Dr. William Emil Sauer, a St. Louis physician now limiting his practice to diseases of the ear, nose and throat, was born in Evansville, Illinois, April 17, 1875. His father, Nicholas Sauer, also a native of that state, belonged to one of the old Illinois families of German descent, the first of the name in America being Philip Sauer, who on crossing the Atlantic made his way at once to Illinois, where he followed farming and stock raising. Nicholas Sauer became a successful flour manufacturer, carrying on business first at Evansville, Illinois, and later at Cherryvale, Kansas. He died in Evansville in 1908 at the age of sixty-seven years. In politics he was a republican and took quite an active interest in political and civic matters, standing at all times for progress and improvement in public affairs. He married Elizabeth Gerlach, who was born in Virginia and belonged to one of the old families of that state of German lineage. She is still living at the old home in Evansville. By her marriage she became the mother of five children, four sons and a daughter: John, residing at Cherryvale, Kansas; Magdeana, Philip and George, who make their home in Evansville; and William E.
In the acquirement of his education Dr. Sauer attended the public schools of Evansville, the high school at Sparta, Illinois, and Shurtleff College at Upper Alton, Illinois. He next entered the medical department of the Washington University in St. Louis and was graduated in 1896 with the At. D. degree. Following the completion of his studies he served as interne in the Female and City Hospitals in 1896 and 1897 and then entered the City Sanitarium, where he remained in professional work for a year. He next went abroad, spending two years in postgraduate work on diseases of the ear, nose and throat at Heidelberg, Berlin and Vienna. Following his return he located in St. Louis, where he has since specialized along those lines, and his ability has won him high rank in the field in which he labors. He is now a member of the medical staff of the St. Luke's, Mullanphy and Bethesda Hospitals and is a member of the consulting staff of St. John's' and the Jewish Hospitals. Throughout his professional career he has kept in close touch with advanced methods, scientific investigation and continual progress of the profession. He has done this through private reading and study and also through the proceedings of various medical societies with which he is identified. He belongs to the St. Louis, Missouri State and American Medical Associations, the American Otological Society, the American Laryngological Society and the American Laryngological, Otological and Rhinological Society, the American Academy of Ophthalmology, the American Otolaryngological Society and the American College of Surgeons, of which he is a charter member. He has been instructor in clinical laryngology in the Washington University and during the World war he became a captain of the medical corps and was instructor in laryngology at the medical officers training camp at Fort Oglethorpe, Georgia, receiving his honorable discharge on the 20th of January, 1919. At Sparta, Illinois, December 18, 1901, Dr. Sauer was married to Miss Irene Borders, who was born in Sparta, a daughter of J. J. and Mary (Ritchie) Borders, both of whom have now passed away. Dr. and Mrs. Sauer have one son, William Nicholas, born in St. Louis, July 25, 1908.

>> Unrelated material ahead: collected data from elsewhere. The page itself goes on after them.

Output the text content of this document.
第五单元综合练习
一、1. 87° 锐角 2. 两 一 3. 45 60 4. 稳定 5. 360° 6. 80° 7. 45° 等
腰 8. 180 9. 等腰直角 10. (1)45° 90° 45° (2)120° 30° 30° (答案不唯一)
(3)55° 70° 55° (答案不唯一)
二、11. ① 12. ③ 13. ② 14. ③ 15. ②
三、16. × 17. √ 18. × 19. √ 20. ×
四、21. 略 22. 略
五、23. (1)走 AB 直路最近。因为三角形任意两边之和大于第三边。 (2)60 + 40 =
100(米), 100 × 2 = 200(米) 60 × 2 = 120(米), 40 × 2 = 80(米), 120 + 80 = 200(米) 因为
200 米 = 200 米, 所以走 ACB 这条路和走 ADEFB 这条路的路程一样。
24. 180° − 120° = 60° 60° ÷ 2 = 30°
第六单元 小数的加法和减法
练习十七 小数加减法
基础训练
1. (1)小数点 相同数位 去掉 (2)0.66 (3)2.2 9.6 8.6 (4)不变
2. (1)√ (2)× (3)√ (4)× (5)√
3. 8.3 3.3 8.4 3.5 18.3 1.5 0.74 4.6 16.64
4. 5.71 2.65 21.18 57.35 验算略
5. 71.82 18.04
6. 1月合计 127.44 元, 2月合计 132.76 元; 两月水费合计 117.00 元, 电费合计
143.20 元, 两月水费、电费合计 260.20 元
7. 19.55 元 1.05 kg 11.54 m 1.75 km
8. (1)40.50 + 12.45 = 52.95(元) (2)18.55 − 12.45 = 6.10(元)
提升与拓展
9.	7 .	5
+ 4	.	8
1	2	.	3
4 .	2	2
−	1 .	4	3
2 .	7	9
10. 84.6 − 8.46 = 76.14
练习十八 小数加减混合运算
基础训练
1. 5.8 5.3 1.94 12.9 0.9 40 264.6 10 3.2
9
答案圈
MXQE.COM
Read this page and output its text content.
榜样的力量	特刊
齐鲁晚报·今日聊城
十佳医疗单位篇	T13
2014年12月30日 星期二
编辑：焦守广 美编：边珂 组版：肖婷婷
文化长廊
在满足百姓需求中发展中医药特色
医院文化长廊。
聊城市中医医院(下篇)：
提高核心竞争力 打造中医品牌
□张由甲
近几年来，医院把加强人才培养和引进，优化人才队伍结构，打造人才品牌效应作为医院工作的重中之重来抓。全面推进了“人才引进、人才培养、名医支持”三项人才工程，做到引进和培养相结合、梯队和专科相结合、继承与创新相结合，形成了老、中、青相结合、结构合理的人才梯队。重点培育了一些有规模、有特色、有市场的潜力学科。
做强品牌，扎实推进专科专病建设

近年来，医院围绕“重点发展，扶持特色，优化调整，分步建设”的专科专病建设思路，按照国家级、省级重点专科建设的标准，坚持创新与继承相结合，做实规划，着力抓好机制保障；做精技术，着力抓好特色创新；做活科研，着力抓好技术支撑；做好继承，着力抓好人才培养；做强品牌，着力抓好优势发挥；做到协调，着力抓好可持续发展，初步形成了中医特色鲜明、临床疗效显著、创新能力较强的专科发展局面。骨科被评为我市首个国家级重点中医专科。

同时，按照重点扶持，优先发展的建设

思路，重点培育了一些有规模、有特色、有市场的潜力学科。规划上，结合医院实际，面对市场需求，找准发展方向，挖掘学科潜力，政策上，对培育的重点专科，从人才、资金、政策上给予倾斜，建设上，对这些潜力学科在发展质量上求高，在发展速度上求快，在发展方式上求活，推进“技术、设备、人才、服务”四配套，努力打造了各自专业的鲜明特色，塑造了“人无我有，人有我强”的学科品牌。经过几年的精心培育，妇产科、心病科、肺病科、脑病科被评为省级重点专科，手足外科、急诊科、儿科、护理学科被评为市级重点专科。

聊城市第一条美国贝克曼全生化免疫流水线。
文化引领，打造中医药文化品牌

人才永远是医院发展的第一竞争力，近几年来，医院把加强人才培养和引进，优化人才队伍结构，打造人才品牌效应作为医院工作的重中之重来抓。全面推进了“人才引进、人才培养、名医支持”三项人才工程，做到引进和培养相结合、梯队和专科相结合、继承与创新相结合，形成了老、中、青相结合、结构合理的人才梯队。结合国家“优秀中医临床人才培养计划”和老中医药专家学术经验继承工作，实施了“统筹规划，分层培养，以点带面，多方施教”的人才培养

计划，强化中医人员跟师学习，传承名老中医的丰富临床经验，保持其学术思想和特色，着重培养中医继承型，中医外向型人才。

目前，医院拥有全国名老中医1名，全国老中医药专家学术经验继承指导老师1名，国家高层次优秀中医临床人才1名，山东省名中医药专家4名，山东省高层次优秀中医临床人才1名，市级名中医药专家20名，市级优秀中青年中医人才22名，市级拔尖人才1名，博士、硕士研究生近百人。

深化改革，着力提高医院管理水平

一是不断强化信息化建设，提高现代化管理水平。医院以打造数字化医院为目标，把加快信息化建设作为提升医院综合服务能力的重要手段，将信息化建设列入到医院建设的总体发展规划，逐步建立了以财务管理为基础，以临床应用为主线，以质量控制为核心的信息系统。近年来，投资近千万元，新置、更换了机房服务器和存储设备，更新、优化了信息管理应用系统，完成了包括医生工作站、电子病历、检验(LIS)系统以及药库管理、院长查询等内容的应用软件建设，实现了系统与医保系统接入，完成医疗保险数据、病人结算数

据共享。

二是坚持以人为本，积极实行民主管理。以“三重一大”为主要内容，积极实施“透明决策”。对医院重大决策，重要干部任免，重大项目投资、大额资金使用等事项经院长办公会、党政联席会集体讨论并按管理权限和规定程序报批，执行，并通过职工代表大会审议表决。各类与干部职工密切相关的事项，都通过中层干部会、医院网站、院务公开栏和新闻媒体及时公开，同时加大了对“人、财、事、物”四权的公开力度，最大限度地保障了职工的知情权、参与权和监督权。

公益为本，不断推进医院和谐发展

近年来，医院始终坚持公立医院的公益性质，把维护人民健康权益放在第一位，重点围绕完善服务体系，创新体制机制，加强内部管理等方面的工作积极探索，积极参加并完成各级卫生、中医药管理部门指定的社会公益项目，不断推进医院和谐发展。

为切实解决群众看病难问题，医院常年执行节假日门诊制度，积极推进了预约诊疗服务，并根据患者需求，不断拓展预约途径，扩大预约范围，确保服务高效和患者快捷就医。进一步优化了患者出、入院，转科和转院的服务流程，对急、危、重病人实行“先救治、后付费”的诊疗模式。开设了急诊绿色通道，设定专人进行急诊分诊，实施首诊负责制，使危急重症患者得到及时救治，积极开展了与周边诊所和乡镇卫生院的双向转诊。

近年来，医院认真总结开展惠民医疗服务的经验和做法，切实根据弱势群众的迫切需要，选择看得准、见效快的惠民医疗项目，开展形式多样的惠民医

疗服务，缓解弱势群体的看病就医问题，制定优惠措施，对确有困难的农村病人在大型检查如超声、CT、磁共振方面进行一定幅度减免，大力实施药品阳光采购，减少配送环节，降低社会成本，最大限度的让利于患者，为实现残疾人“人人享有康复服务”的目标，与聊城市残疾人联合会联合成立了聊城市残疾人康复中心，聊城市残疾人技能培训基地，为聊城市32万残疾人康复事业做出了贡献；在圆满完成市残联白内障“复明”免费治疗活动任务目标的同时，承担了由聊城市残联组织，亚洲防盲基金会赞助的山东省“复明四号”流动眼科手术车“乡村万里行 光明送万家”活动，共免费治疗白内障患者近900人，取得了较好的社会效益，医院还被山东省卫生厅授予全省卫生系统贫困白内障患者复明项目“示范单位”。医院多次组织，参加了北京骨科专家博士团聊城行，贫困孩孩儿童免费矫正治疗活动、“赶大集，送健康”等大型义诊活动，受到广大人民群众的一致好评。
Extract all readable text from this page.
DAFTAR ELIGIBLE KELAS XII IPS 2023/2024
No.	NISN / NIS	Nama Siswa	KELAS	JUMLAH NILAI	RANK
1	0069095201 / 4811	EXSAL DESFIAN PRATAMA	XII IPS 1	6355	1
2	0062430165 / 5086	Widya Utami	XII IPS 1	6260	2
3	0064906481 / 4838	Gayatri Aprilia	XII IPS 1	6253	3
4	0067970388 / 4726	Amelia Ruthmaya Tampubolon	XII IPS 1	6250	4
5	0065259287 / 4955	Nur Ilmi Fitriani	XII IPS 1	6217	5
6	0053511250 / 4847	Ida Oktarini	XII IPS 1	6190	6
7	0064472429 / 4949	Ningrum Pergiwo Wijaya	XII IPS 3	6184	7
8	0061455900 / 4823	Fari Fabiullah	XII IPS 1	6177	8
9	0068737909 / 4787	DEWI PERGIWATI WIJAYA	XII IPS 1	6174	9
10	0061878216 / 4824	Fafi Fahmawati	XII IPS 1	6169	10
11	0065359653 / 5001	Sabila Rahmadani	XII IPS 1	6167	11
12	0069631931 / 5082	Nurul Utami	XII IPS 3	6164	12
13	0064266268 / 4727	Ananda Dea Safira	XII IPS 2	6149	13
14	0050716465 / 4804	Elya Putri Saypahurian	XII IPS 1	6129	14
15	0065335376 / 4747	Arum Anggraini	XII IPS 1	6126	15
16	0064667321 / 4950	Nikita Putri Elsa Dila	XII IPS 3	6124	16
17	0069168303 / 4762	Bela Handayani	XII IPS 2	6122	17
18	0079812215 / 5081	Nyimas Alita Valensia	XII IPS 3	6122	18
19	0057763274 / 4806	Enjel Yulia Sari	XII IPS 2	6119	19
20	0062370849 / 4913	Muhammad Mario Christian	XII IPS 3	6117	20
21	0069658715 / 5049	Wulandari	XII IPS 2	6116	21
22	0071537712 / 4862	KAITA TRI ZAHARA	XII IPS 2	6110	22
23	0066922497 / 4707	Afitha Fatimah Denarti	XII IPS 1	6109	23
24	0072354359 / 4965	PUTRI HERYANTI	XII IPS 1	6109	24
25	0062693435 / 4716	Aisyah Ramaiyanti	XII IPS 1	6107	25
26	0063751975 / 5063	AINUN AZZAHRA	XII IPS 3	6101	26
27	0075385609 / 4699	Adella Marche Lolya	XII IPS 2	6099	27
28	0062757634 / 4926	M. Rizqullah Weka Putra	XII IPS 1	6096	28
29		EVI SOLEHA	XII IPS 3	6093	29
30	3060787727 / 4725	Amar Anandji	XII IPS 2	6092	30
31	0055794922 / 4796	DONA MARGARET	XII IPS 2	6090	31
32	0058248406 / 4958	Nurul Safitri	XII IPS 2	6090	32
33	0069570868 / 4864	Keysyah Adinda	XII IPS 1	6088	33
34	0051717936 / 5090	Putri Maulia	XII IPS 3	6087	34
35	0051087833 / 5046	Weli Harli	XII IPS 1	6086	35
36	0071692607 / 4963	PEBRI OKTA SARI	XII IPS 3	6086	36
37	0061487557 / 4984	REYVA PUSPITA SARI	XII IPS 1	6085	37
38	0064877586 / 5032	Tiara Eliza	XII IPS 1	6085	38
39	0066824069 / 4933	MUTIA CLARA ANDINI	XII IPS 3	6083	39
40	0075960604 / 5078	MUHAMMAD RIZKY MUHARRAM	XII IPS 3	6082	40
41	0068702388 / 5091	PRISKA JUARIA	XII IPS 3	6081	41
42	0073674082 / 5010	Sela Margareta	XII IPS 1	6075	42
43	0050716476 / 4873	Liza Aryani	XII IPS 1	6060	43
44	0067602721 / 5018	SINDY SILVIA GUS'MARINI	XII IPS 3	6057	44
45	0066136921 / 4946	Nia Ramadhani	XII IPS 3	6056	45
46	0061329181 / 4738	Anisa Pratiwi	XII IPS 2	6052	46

The Doctor finds his rest and diversion in hunting, fishing and golf. In politics he maintains an independent course, and religiously he is connected with the Second Presbyterian church, in which he is serving as a deacon. He belongs to Kaskakie Lodge, No. 1, A. F. & A. M., and is a member of a number of the leading clubs and social organizations of St. Louis, including the University, St. Louis, St. Louis Country and Bellerive Country Clubs. He is a man of high professional standing, of attractive personal qualities, and his popularity in social circles equals the position which he has attained through his professional acquirements.